Asteroid City (2023) se passa em uma pequena cidade desértica estadunidense, no ano de 1955, local onde uma vez um asteroide caiu. É nela que é organizado uma convenção para jovens cientistas. O que deveria ser apenas um evento para prestigiar as futuras mentes mais brilhantes do mundo toma rumos inesperados quando um imprevisto ocorre.
Asteroid City (2023): uma boneca russa
Com Asteroid City (2023), Wes Anderson nos oferece quase que uma boneca russa cinematográfica; uma camada, dentro de uma camada, dentro de uma camada. Primeiramente, no interior dessas camadas, temos uma peça de teatro ambientada em uma cidadezinha ficcional no deserto estadunidense. Ademais, acima disso, encontramos os bastidores da tal peça; vemos seu escritor, seu diretor, o elenco, e outros elementos dessa linha. Afinal, na camada mais externa, um making-of da peça — a lá Além da Imaginação (1959) —, em preto e branco, com um apresentador sobreposto na tela. Acaba sendo quase como uma janela didática para a segunda camada.

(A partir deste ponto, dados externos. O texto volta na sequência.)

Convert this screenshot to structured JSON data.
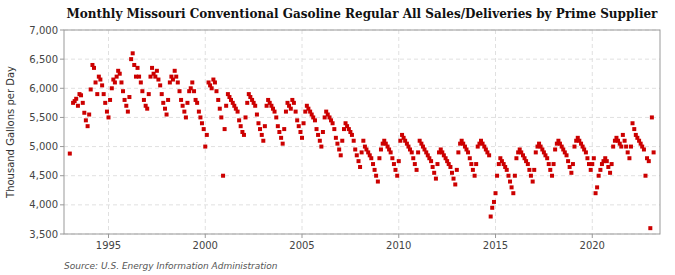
{
  "chart_data": {
    "type": "scatter",
    "title": "Monthly Missouri Conventional Gasoline Regular All Sales/Deliveries by Prime Supplier",
    "ylabel": "Thousand Gallons per Day",
    "source": "Source: U.S. Energy Information Administration",
    "color": "#cc0000",
    "marker": "square",
    "grid": true,
    "xlim": [
      1992.7,
      2023.5
    ],
    "xticks": [
      1995,
      2000,
      2005,
      2010,
      2015,
      2020
    ],
    "ylim": [
      3500,
      7000
    ],
    "yticks": [
      {
        "value": 3500,
        "label": "3,500"
      },
      {
        "value": 4000,
        "label": "4,000"
      },
      {
        "value": 4500,
        "label": "4,500"
      },
      {
        "value": 5000,
        "label": "5,000"
      },
      {
        "value": 5500,
        "label": "5,500"
      },
      {
        "value": 6000,
        "label": "6,000"
      },
      {
        "value": 6500,
        "label": "6,500"
      },
      {
        "value": 7000,
        "label": "7,000"
      }
    ],
    "x": [
      1993.0,
      1993.17,
      1993.25,
      1993.33,
      1993.42,
      1993.5,
      1993.58,
      1993.67,
      1993.75,
      1993.83,
      1993.92,
      1994.0,
      1994.08,
      1994.17,
      1994.25,
      1994.33,
      1994.42,
      1994.5,
      1994.58,
      1994.67,
      1994.75,
      1994.83,
      1994.92,
      1995.0,
      1995.08,
      1995.17,
      1995.25,
      1995.33,
      1995.42,
      1995.5,
      1995.58,
      1995.67,
      1995.75,
      1995.83,
      1995.92,
      1996.0,
      1996.08,
      1996.17,
      1996.25,
      1996.33,
      1996.42,
      1996.5,
      1996.58,
      1996.67,
      1996.75,
      1996.83,
      1996.92,
      1997.0,
      1997.08,
      1997.17,
      1997.25,
      1997.33,
      1997.42,
      1997.5,
      1997.58,
      1997.67,
      1997.75,
      1997.83,
      1997.92,
      1998.0,
      1998.08,
      1998.17,
      1998.25,
      1998.33,
      1998.42,
      1998.5,
      1998.58,
      1998.67,
      1998.75,
      1998.83,
      1998.92,
      1999.0,
      1999.08,
      1999.17,
      1999.25,
      1999.33,
      1999.42,
      1999.5,
      1999.58,
      1999.67,
      1999.75,
      1999.83,
      1999.92,
      2000.0,
      2000.08,
      2000.17,
      2000.25,
      2000.33,
      2000.42,
      2000.5,
      2000.58,
      2000.67,
      2000.75,
      2000.83,
      2000.92,
      2001.0,
      2001.08,
      2001.17,
      2001.25,
      2001.33,
      2001.42,
      2001.5,
      2001.58,
      2001.67,
      2001.75,
      2001.83,
      2001.92,
      2002.0,
      2002.08,
      2002.17,
      2002.25,
      2002.33,
      2002.42,
      2002.5,
      2002.58,
      2002.67,
      2002.75,
      2002.83,
      2002.92,
      2003.0,
      2003.08,
      2003.17,
      2003.25,
      2003.33,
      2003.42,
      2003.5,
      2003.58,
      2003.67,
      2003.75,
      2003.83,
      2003.92,
      2004.0,
      2004.08,
      2004.17,
      2004.25,
      2004.33,
      2004.42,
      2004.5,
      2004.58,
      2004.67,
      2004.75,
      2004.83,
      2004.92,
      2005.0,
      2005.08,
      2005.17,
      2005.25,
      2005.33,
      2005.42,
      2005.5,
      2005.58,
      2005.67,
      2005.75,
      2005.83,
      2005.92,
      2006.0,
      2006.08,
      2006.17,
      2006.25,
      2006.33,
      2006.42,
      2006.5,
      2006.58,
      2006.67,
      2006.75,
      2006.83,
      2006.92,
      2007.0,
      2007.08,
      2007.17,
      2007.25,
      2007.33,
      2007.42,
      2007.5,
      2007.58,
      2007.67,
      2007.75,
      2007.83,
      2007.92,
      2008.0,
      2008.08,
      2008.17,
      2008.25,
      2008.33,
      2008.42,
      2008.5,
      2008.58,
      2008.67,
      2008.75,
      2008.83,
      2008.92,
      2009.0,
      2009.08,
      2009.17,
      2009.25,
      2009.33,
      2009.42,
      2009.5,
      2009.58,
      2009.67,
      2009.75,
      2009.83,
      2009.92,
      2010.0,
      2010.08,
      2010.17,
      2010.25,
      2010.33,
      2010.42,
      2010.5,
      2010.58,
      2010.67,
      2010.75,
      2010.83,
      2010.92,
      2011.0,
      2011.08,
      2011.17,
      2011.25,
      2011.33,
      2011.42,
      2011.5,
      2011.58,
      2011.67,
      2011.75,
      2011.83,
      2011.92,
      2012.0,
      2012.08,
      2012.17,
      2012.25,
      2012.33,
      2012.42,
      2012.5,
      2012.58,
      2012.67,
      2012.75,
      2012.83,
      2012.92,
      2013.0,
      2013.08,
      2013.17,
      2013.25,
      2013.33,
      2013.42,
      2013.5,
      2013.58,
      2013.67,
      2013.75,
      2013.83,
      2013.92,
      2014.0,
      2014.08,
      2014.17,
      2014.25,
      2014.33,
      2014.42,
      2014.5,
      2014.58,
      2014.67,
      2014.75,
      2014.83,
      2014.92,
      2015.0,
      2015.08,
      2015.17,
      2015.25,
      2015.33,
      2015.42,
      2015.5,
      2015.58,
      2015.67,
      2015.75,
      2015.83,
      2015.92,
      2016.0,
      2016.08,
      2016.17,
      2016.25,
      2016.33,
      2016.42,
      2016.5,
      2016.58,
      2016.67,
      2016.75,
      2016.83,
      2016.92,
      2017.0,
      2017.08,
      2017.17,
      2017.25,
      2017.33,
      2017.42,
      2017.5,
      2017.58,
      2017.67,
      2017.75,
      2017.83,
      2017.92,
      2018.0,
      2018.08,
      2018.17,
      2018.25,
      2018.33,
      2018.42,
      2018.5,
      2018.58,
      2018.67,
      2018.75,
      2018.83,
      2018.92,
      2019.0,
      2019.08,
      2019.17,
      2019.25,
      2019.33,
      2019.42,
      2019.5,
      2019.58,
      2019.67,
      2019.75,
      2019.83,
      2019.92,
      2020.0,
      2020.08,
      2020.17,
      2020.25,
      2020.33,
      2020.42,
      2020.5,
      2020.58,
      2020.67,
      2020.75,
      2020.83,
      2020.92,
      2021.0,
      2021.08,
      2021.17,
      2021.25,
      2021.33,
      2021.42,
      2021.5,
      2021.58,
      2021.67,
      2021.75,
      2021.83,
      2021.92,
      2022.0,
      2022.08,
      2022.17,
      2022.25,
      2022.33,
      2022.42,
      2022.5,
      2022.58,
      2022.67,
      2022.75,
      2022.83,
      2022.92,
      2023.0,
      2023.08,
      2023.17
    ],
    "values": [
      4880,
      5750,
      5780,
      5820,
      5700,
      5900,
      5880,
      5750,
      5580,
      5450,
      5350,
      5550,
      5980,
      6400,
      6350,
      6100,
      5900,
      6200,
      6150,
      6050,
      5900,
      5750,
      5600,
      5500,
      5800,
      6000,
      6150,
      6100,
      6200,
      6300,
      6250,
      6100,
      5950,
      5800,
      5700,
      5600,
      5850,
      6500,
      6600,
      6400,
      6200,
      6350,
      6200,
      6100,
      5950,
      5800,
      5700,
      5650,
      5900,
      6200,
      6350,
      6250,
      6200,
      6300,
      6150,
      6050,
      5900,
      5750,
      5650,
      5550,
      5800,
      6100,
      6200,
      6150,
      6300,
      6200,
      6100,
      5950,
      5800,
      5700,
      5600,
      5500,
      5750,
      5950,
      6000,
      6100,
      5950,
      5800,
      5750,
      5600,
      5500,
      5400,
      5300,
      5000,
      5200,
      6100,
      6050,
      6000,
      6150,
      6100,
      5950,
      5800,
      5650,
      5500,
      4500,
      5300,
      5700,
      5900,
      5850,
      5800,
      5750,
      5700,
      5650,
      5600,
      5450,
      5350,
      5250,
      5200,
      5500,
      5750,
      5900,
      5850,
      5800,
      5750,
      5700,
      5550,
      5400,
      5300,
      5200,
      5100,
      5350,
      5700,
      5800,
      5750,
      5700,
      5650,
      5600,
      5500,
      5350,
      5250,
      5150,
      5050,
      5300,
      5600,
      5750,
      5700,
      5650,
      5800,
      5750,
      5600,
      5450,
      5350,
      5250,
      5150,
      5400,
      5600,
      5700,
      5650,
      5600,
      5550,
      5500,
      5450,
      5300,
      5200,
      5100,
      5000,
      5250,
      5500,
      5600,
      5550,
      5500,
      5450,
      5400,
      5300,
      5150,
      5050,
      4950,
      4850,
      5100,
      5300,
      5400,
      5350,
      5300,
      5250,
      5200,
      5100,
      4950,
      4850,
      4750,
      4650,
      4900,
      5100,
      5000,
      4950,
      4900,
      4850,
      4800,
      4700,
      4600,
      4500,
      4400,
      4800,
      4950,
      5050,
      5100,
      5050,
      5000,
      4950,
      4900,
      4800,
      4700,
      4600,
      4500,
      4750,
      5100,
      5200,
      5150,
      5100,
      5050,
      5000,
      4950,
      4900,
      4800,
      4700,
      4600,
      4900,
      5100,
      5050,
      5000,
      4950,
      4900,
      4850,
      4800,
      4750,
      4650,
      4550,
      4450,
      4700,
      4900,
      4950,
      4900,
      4850,
      4800,
      4750,
      4700,
      4650,
      4550,
      4450,
      4350,
      4600,
      4900,
      5050,
      5100,
      5050,
      5000,
      4950,
      4900,
      4800,
      4700,
      4600,
      4500,
      4700,
      5000,
      5050,
      5100,
      5050,
      5000,
      4950,
      4900,
      4850,
      3800,
      3950,
      4050,
      4200,
      4500,
      4700,
      4800,
      4750,
      4700,
      4650,
      4600,
      4500,
      4400,
      4300,
      4200,
      4500,
      4800,
      4900,
      4950,
      4900,
      4850,
      4800,
      4750,
      4700,
      4600,
      4500,
      4400,
      4600,
      4900,
      5000,
      5050,
      5000,
      4950,
      4900,
      4850,
      4800,
      4700,
      4600,
      4500,
      4700,
      4950,
      5050,
      5100,
      5050,
      5000,
      4950,
      4900,
      4850,
      4750,
      4650,
      4550,
      4700,
      5000,
      5100,
      5150,
      5100,
      5050,
      5000,
      4950,
      4900,
      4800,
      4700,
      4600,
      4700,
      4800,
      4200,
      4300,
      4500,
      4600,
      4700,
      4750,
      4800,
      4750,
      4650,
      4550,
      4700,
      5000,
      5100,
      5150,
      5100,
      5050,
      5000,
      5200,
      5100,
      5000,
      4900,
      4800,
      5000,
      5400,
      5300,
      5200,
      5150,
      5100,
      5050,
      5000,
      4950,
      4500,
      4800,
      4750,
      3600,
      5500,
      4900
    ]
  }
}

A metalinguagem dentro do próprio método
Dessa maneira, neste processo de interiorização metalinguística, o diretor acaba inclusive propondo uma certa desconstrução (ao mesmo tempo que amplifica) do seu próprio método. Uma vez que já se tenha assistido algum filme do diretor (e isso inclui o próprio em questão), sua forma fílmica é bem evidente. Wes gosta de cores pastéis e extremamente presentes; planos simétricos; atores rígidos e, até certo ponto, desanimados; movimentos rápidos de câmera; profundidade de campo; além de outras questões formais e até narrativas que deixariam este parágrafo muito extenso se fossemos adentrar todas. Em outras palavras, Anderson costumeiramente leva suas obras a um estado artificial.
Assim sendo, é possível perceber como as camadas de Asteroid City (2023), conversam com tal método de maneiras diferentes (mesmo que similares). Ainda que o cinema, em muitas instâncias, possa ser lido como a arte do burlesco — visto que rola todo um exercício da visão pessoal de um cineasta sobre um mundo que existe ou não —, é possível argumentar que também é a arte que mais se aproxima da realidade. Essa visão do cinema como real é, por certo, mais evidente ainda quando pensamos no cinema documental ou até na ótica do realismo Baziniano. André Bazin, crítico e teórico francês, argumentava sobre a importância do cinema reproduzir o mundo como ele é, servindo como um olhar testemunhante.
O Teatro em Asteroid City (2023)
Em contrapartida, o teatro é uma arte que assume a artificialidade do seu mundo mais evidentemente que o cinema. Nem é necessário entrar em méritos mais técnicos do teatro — toda a construção de cenário, a expressão dos atores, entre outras peculiaridades —, apenas enxergar a essência do mesmo como obra artística. Afinal, o teatro, acima de tudo (e divergindo de algumas instâncias do cinema) é uma encenação. Em suma, o teatro é uma arte que se desdobra em um palco, em um momento específico, para um espectador específico. Em outras palavras, o teatro depende de sua artificialidade; só o fato de se desenrolar em um palco, e não no mundo, já barra a aproximação com a realidade.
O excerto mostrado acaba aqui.